I bought a number of things to help my Saga project along.  There are some shield decals and flags with which to finish off my Scots warband.  Also I bought some wattle-and-daube fences by Renedra and some Pictish dwellings from Sheltrum Miniatures' "Once and Future" range.  Finally, some Dark Age pigs/swine to act as an objective or just to get in the way.  Incidentally, the Saga dice that have been unavailable for so long will supposedly be back in stock within a week or so.  I was told that each new production run was twice the size of the previous one, so let's hope that they don't run out quite as quickly this time!

I've been promising myself some more zombies for a while and so I obtained one of the Blue Moon box sets.  It's not that I really need the numbers, but I like the variety!  These are not as cheap as plastic zombies, though they're not a bad price for metal.  Ah, just wait until the Studio Miniatures plastic zombies and the recently-announced Wargames Factory vixens come out; that'll give me even more variety!

To my surprise, #2 son also found a number of items to buy.  We scored some Lego minifigures at the bring-and-buy as well as buying some new 1:72nd modern US troops (I'm not sure what he plans to use these for; they don't fit in with any scale or period that I use myself).  He also bought a blank dice and a few cheap 2nd-hand Heroclix miniatures.  One happy boy...

Return Journey

Traveling home was pretty much the same as the outward journey, except that we played a different music album.  I even found that I still had some money left, so I'm quite pleased with that!


  1. Sounds like you had fun and I look forward to seeing your zeds making an appearance. I Just paint up the Bat Masterson's set from Artizan for my Empire of the Dead, Victorian Zombie games!

    1. Thanks, it was indeed a good day out. I'm hoping to get back to painting in the near future - just as soon as the school holidays and the Olympics are over! As for Victorian London :-( : I just cannot afford to get involved in yet another new project, despite all the lovely figures that are available!

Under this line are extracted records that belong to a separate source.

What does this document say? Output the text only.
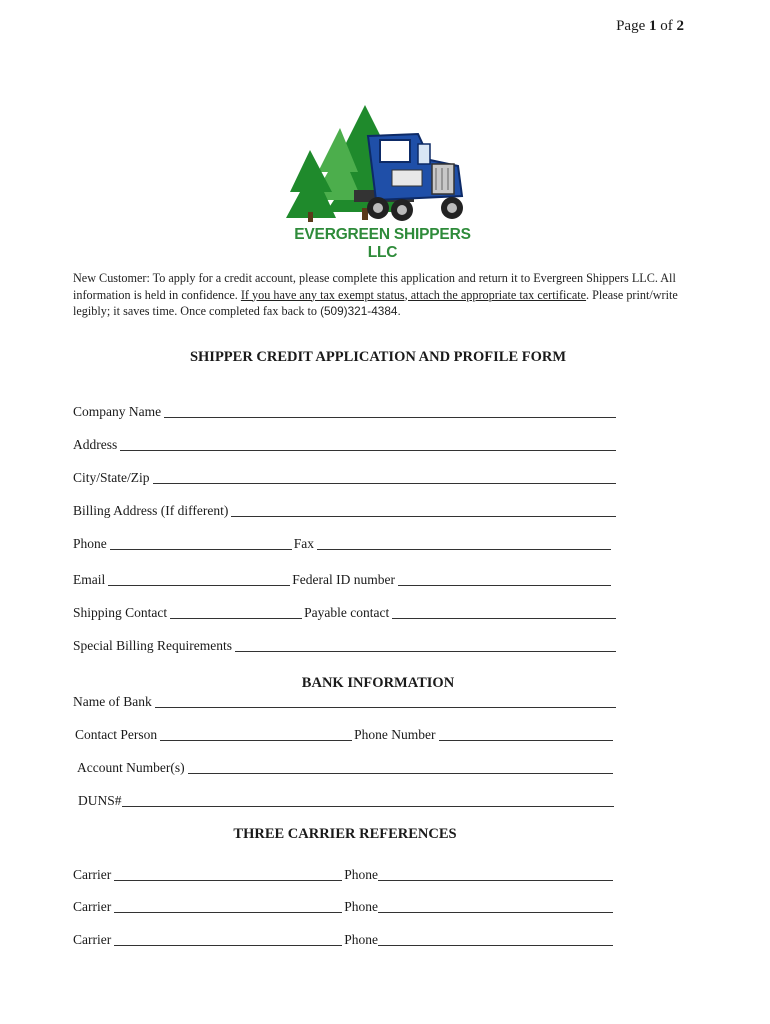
Page 1 of 2
EVERGREEN SHIPPERS LLC
New Customer: To apply for a credit account, please complete this application and return it to Evergreen Shippers LLC. All information is held in confidence. If you have any tax exempt status, attach the appropriate tax certificate. Please print/write legibly; it saves time. Once completed fax back to (509)321-4384.
SHIPPER CREDIT APPLICATION AND PROFILE FORM
Company Name
Address
City/State/Zip
Billing Address (If different)
Phone	Fax
Email	Federal ID number
Shipping Contact	Payable contact
Special Billing Requirements
BANK INFORMATION
Name of Bank
Contact Person	Phone Number
Account Number(s)
DUNS#
THREE CARRIER REFERENCES
Carrier	Phone
Carrier	Phone
Carrier	Phone
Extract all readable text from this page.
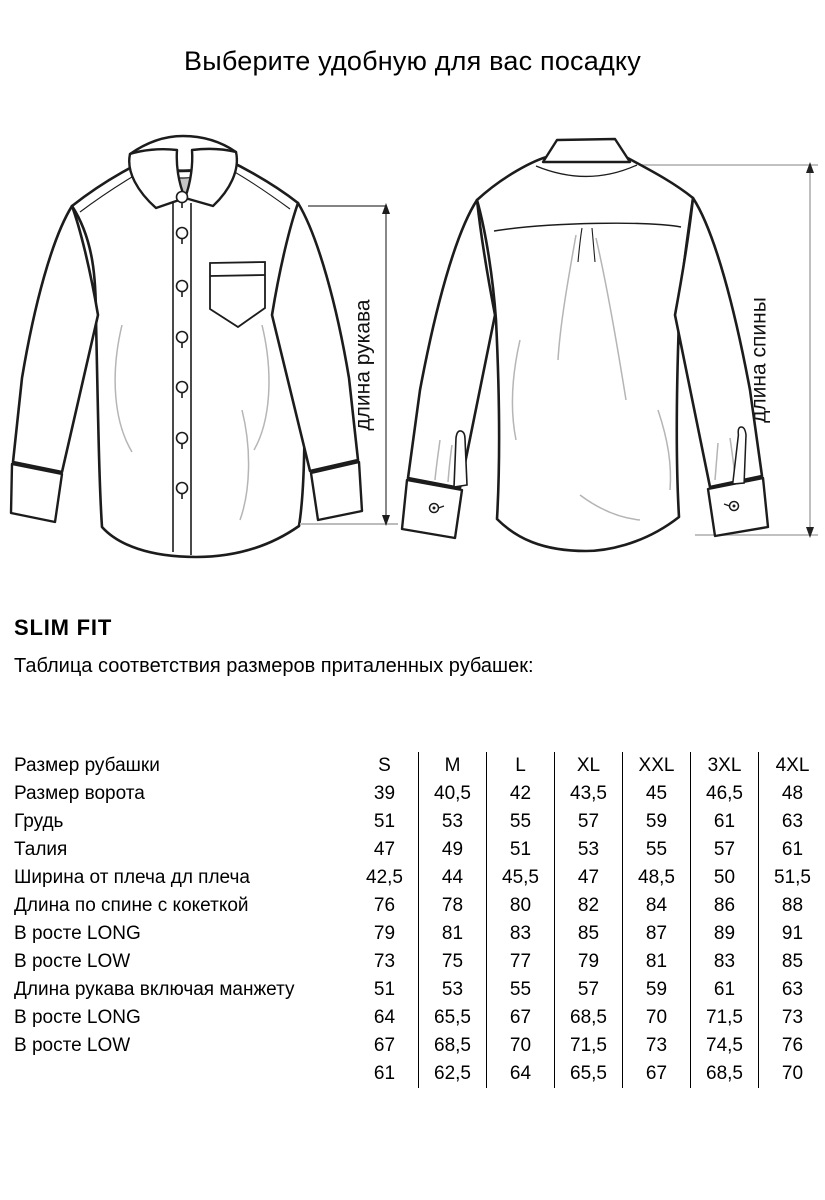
Выберите удобную для вас посадку
длина рукава	длина спины
SLIM FIT

Таблица соответствия размеров приталенных рубашек:

Размер рубашки	S	M	L	XL	XXL	3XL	4XL
Размер ворота	39	40,5	42	43,5	45	46,5	48
Грудь	51	53	55	57	59	61	63
Талия	47	49	51	53	55	57	61
Ширина от плеча дл плеча	42,5	44	45,5	47	48,5	50	51,5
Длина по спине с кокеткой	76	78	80	82	84	86	88
В росте LONG	79	81	83	85	87	89	91
В росте LOW	73	75	77	79	81	83	85
Длина рукава включая манжету	51	53	55	57	59	61	63
В росте LONG	64	65,5	67	68,5	70	71,5	73
В росте LOW	67	68,5	70	71,5	73	74,5	76
	61	62,5	64	65,5	67	68,5	70
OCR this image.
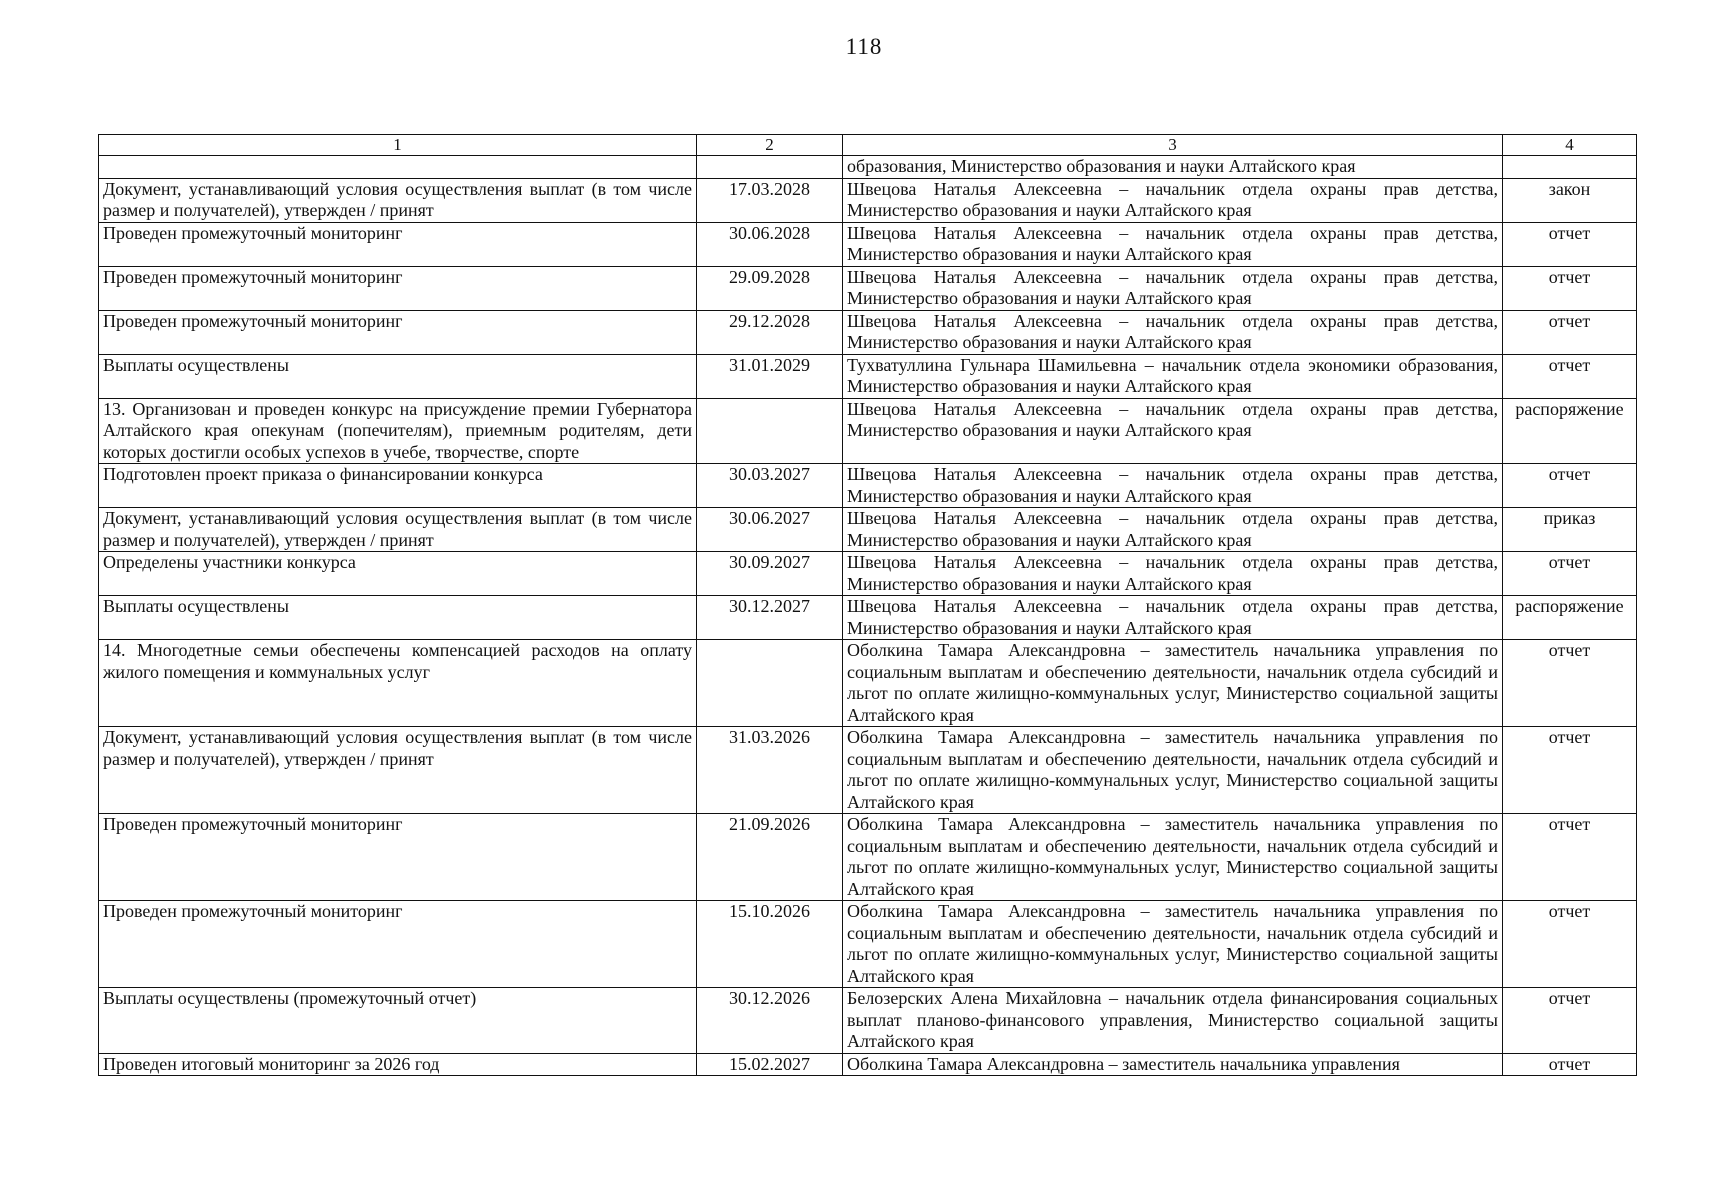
118
1	2	3	4
		образования, Министерство образования и науки Алтайского края	
Документ, устанавливающий условия осуществления выплат (в том числе размер и получателей), утвержден / принят	17.03.2028	Швецова Наталья Алексеевна – начальник отдела охраны прав детства, Министерство образования и науки Алтайского края	закон
Проведен промежуточный мониторинг	30.06.2028	Швецова Наталья Алексеевна – начальник отдела охраны прав детства, Министерство образования и науки Алтайского края	отчет
Проведен промежуточный мониторинг	29.09.2028	Швецова Наталья Алексеевна – начальник отдела охраны прав детства, Министерство образования и науки Алтайского края	отчет
Проведен промежуточный мониторинг	29.12.2028	Швецова Наталья Алексеевна – начальник отдела охраны прав детства, Министерство образования и науки Алтайского края	отчет
Выплаты осуществлены	31.01.2029	Тухватуллина Гульнара Шамильевна – начальник отдела экономики образования, Министерство образования и науки Алтайского края	отчет
13. Организован и проведен конкурс на присуждение премии Губернатора Алтайского края опекунам (попечителям), приемным родителям, дети которых достигли особых успехов в учебе, творчестве, спорте		Швецова Наталья Алексеевна – начальник отдела охраны прав детства, Министерство образования и науки Алтайского края	распоряжение
Подготовлен проект приказа о финансировании конкурса	30.03.2027	Швецова Наталья Алексеевна – начальник отдела охраны прав детства, Министерство образования и науки Алтайского края	отчет
Документ, устанавливающий условия осуществления выплат (в том числе размер и получателей), утвержден / принят	30.06.2027	Швецова Наталья Алексеевна – начальник отдела охраны прав детства, Министерство образования и науки Алтайского края	приказ
Определены участники конкурса	30.09.2027	Швецова Наталья Алексеевна – начальник отдела охраны прав детства, Министерство образования и науки Алтайского края	отчет
Выплаты осуществлены	30.12.2027	Швецова Наталья Алексеевна – начальник отдела охраны прав детства, Министерство образования и науки Алтайского края	распоряжение
14. Многодетные семьи обеспечены компенсацией расходов на оплату жилого помещения и коммунальных услуг		Оболкина Тамара Александровна – заместитель начальника управления по социальным выплатам и обеспечению деятельности, начальник отдела субсидий и льгот по оплате жилищно-коммунальных услуг, Министерство социальной защиты Алтайского края	отчет
Документ, устанавливающий условия осуществления выплат (в том числе размер и получателей), утвержден / принят	31.03.2026	Оболкина Тамара Александровна – заместитель начальника управления по социальным выплатам и обеспечению деятельности, начальник отдела субсидий и льгот по оплате жилищно-коммунальных услуг, Министерство социальной защиты Алтайского края	отчет
Проведен промежуточный мониторинг	21.09.2026	Оболкина Тамара Александровна – заместитель начальника управления по социальным выплатам и обеспечению деятельности, начальник отдела субсидий и льгот по оплате жилищно-коммунальных услуг, Министерство социальной защиты Алтайского края	отчет
Проведен промежуточный мониторинг	15.10.2026	Оболкина Тамара Александровна – заместитель начальника управления по социальным выплатам и обеспечению деятельности, начальник отдела субсидий и льгот по оплате жилищно-коммунальных услуг, Министерство социальной защиты Алтайского края	отчет
Выплаты осуществлены (промежуточный отчет)	30.12.2026	Белозерских Алена Михайловна – начальник отдела финансирования социальных выплат планово-финансового управления, Министерство социальной защиты Алтайского края	отчет
Проведен итоговый мониторинг за 2026 год	15.02.2027	Оболкина Тамара Александровна – заместитель начальника управления	отчет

  2. It does sound, like Brummie said, that "A good time was had by all"
    I've always enjoyed Claymore when I've attended, either as a punter or a demonstrator and like you always came away with a good haul of swag.
    Thanks for sharing.

    1. We certainly enjoyed the show. Indeed, my son asked on the way home when Claymore would be held next; I had to tell him that it was a full year away!